Au départ, le rôle de Billie devait être interprété par la sœur d’Alexis Langlois, Injuste Langlois, qui joue dans la plupart de ses films. Si le rôle a même été écrit pour elle, elle a préféré décliner pour plusieurs raisons. Alexis Langlois a alors organisé un vrai casting pour la première fois de sa vie, à la recherche de Billie mais aussi de Mimi. Elle a alors eu un coup de cœur pour Louiza Aura et Gio Ventura. Lorsqu’ils se sont réunis, la magie a opéré. Un pari pour les jeunes acteurs, puisqu’ils devaient jouer leur rôle sur cinquante ans !
La fin des Reines du Drame fait allusion au court-métrage d’Alexis Langlois Les Démons de Dorothy, notamment la dédicace qui nomme les "prolottes".
Les Reines du Drame a subi des contraintes budgétaires, qui ont amené Alexis Langlois et son équipe à réfléchir sur des solutions à moindres coûts. C’est le cas pour les décors. Avec Anna Le Mouël et Barnabé d’Hauteville, la réalisatrice a réfléchi à l’agencement des lieux, pour les réduire au maximum. Une économie de décors qui permet d’en faire ressortir la symbolique, chaque lieu étant affilié à un personnage.
Sur Les Reines du Drame, Alexis Langlois travaille à nouveau avec sa cheffe opératrice Marine Atlan, avec qui elle avait déjà collaboré sur Les Démons de Dorothy, mais également des clips et des bandes-annonces de festivals. Fidèle à sa troupe, elle travaille également depuis douze ans avec Matthieu Delahausse, qui a fait toutes les animations et le graphisme de ses films.
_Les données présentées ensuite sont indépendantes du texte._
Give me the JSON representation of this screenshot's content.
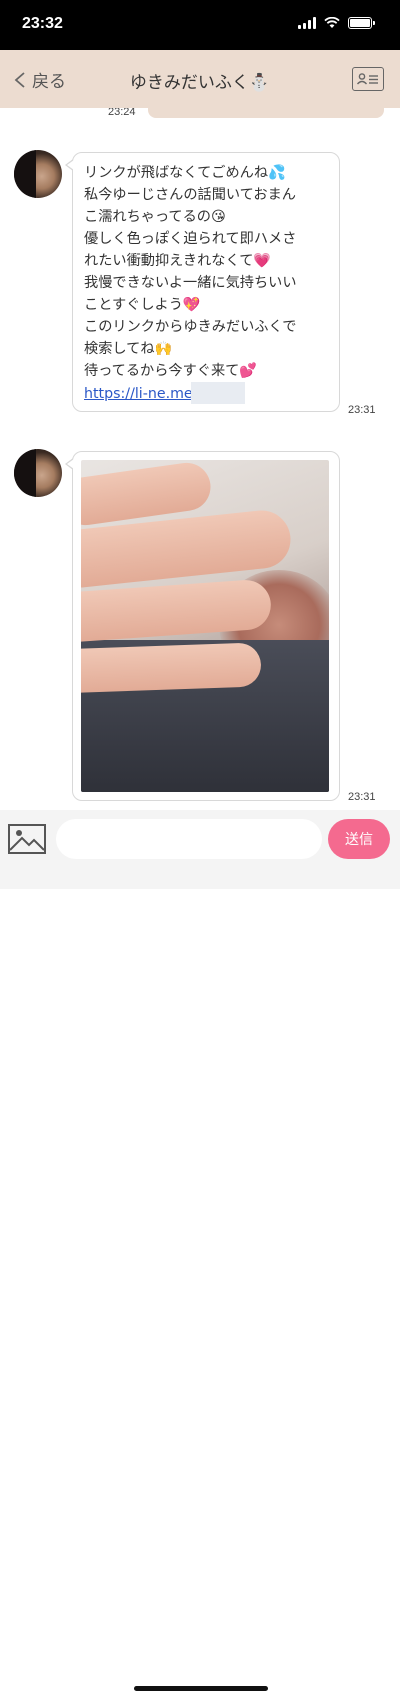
{
  "status_bar": {
    "time": "23:32"
  },
  "header": {
    "back_label": "戻る",
    "title": "ゆきみだいふく⛄"
  },
  "previous_message": {
    "time": "23:24"
  },
  "messages": [
    {
      "text": "リンクが飛ばなくてごめんね💦\n私今ゆーじさんの話聞いておまん\nこ濡れちゃってるの😘\n優しく色っぽく迫られて即ハメさ\nれたい衝動抑えきれなくて💗\n我慢できないよ一緒に気持ちいい\nことすぐしよう💖\nこのリンクからゆきみだいふくで\n検索してね🙌\n待ってるから今すぐ来て💕",
      "link": "https://li-ne.me",
      "time": "23:31"
    },
    {
      "type": "image",
      "time": "23:31"
    }
  ],
  "composer": {
    "placeholder": "",
    "send_label": "送信"
  },
  "colors": {
    "header_bg": "#ecdcd0",
    "send_button": "#f46a8f",
    "link": "#2a57c7"
  }
}
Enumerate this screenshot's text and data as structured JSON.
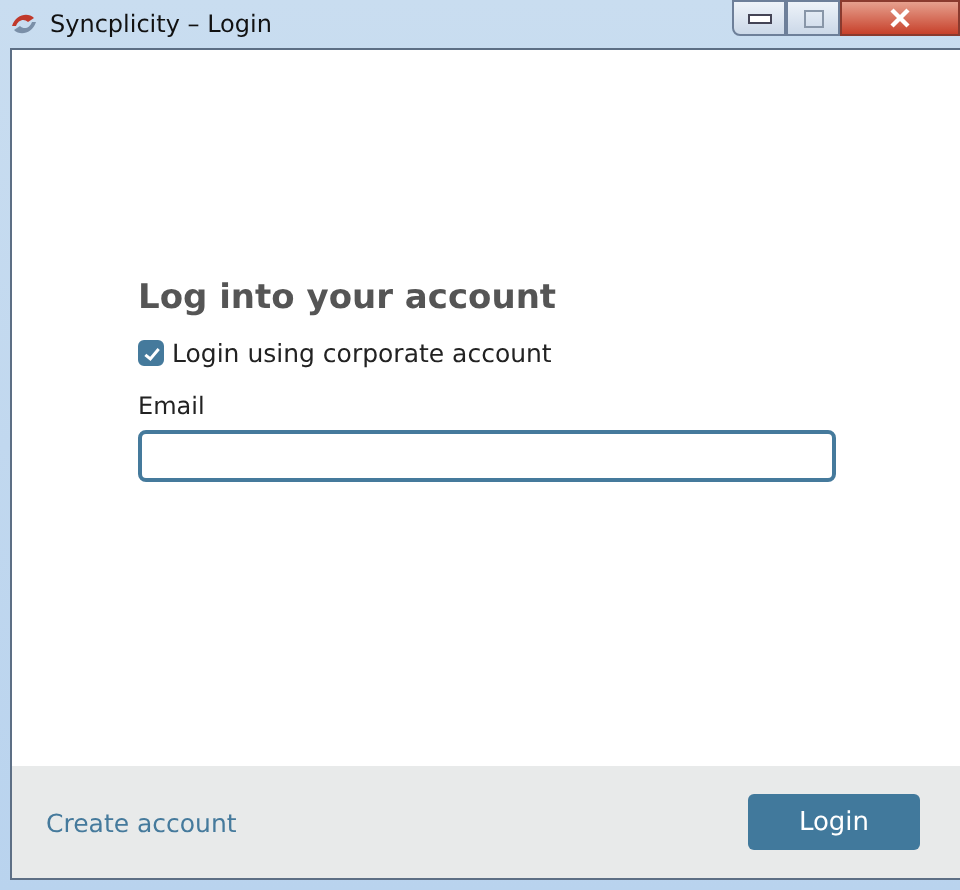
{
  "window": {
    "title": "Syncplicity – Login"
  },
  "heading": "Log into your account",
  "corporate_checkbox": {
    "label": "Login using corporate account",
    "checked": true
  },
  "email": {
    "label": "Email"
  },
  "footer": {
    "link": "Create account",
    "button": "Login"
  }
}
Le film traversant plusieurs époques, de nombreuses techniques visuelles ont été utilisées. La première partie du film est composée d’un Technicolor des années 2000 qui mélange : "des images de clips de Christina Aguilera à celles d’un Minnelli, en passant par le bleu d’un Blue Velvet ». En outre, l’arrivée au Trois Moon convoque l’esthétique de John Cassavetes dans Meurtre d’un Bookmaker Chinois (1976).
Alexis Langlois a écrit les chansons présentes dans Les Reines du Drame, aux côtés de la chanteuse Yelle et de Carlotta Coco (une amie de lycée de la réalisatrice). C’est notamment le cas pour celles de Mimi Madamour ou de Magalie Charmer. Au début, Rebeka Warrior, l’une des compositrices des chansons, devait également les interpréter. Mais Gio Ventura a convaincu la réalisatrice de les chanter elle-même car "elle avait fait des années de karaoké et de chant sous sa douche !" Malgré tout, elle a parfois eu recourt au playback !
Alexis Langlois a eu très peu de temps pour tourner son film, qui s’est fait en vingt-cinq jours seulement avec des répétitions en amont à Bruxelles.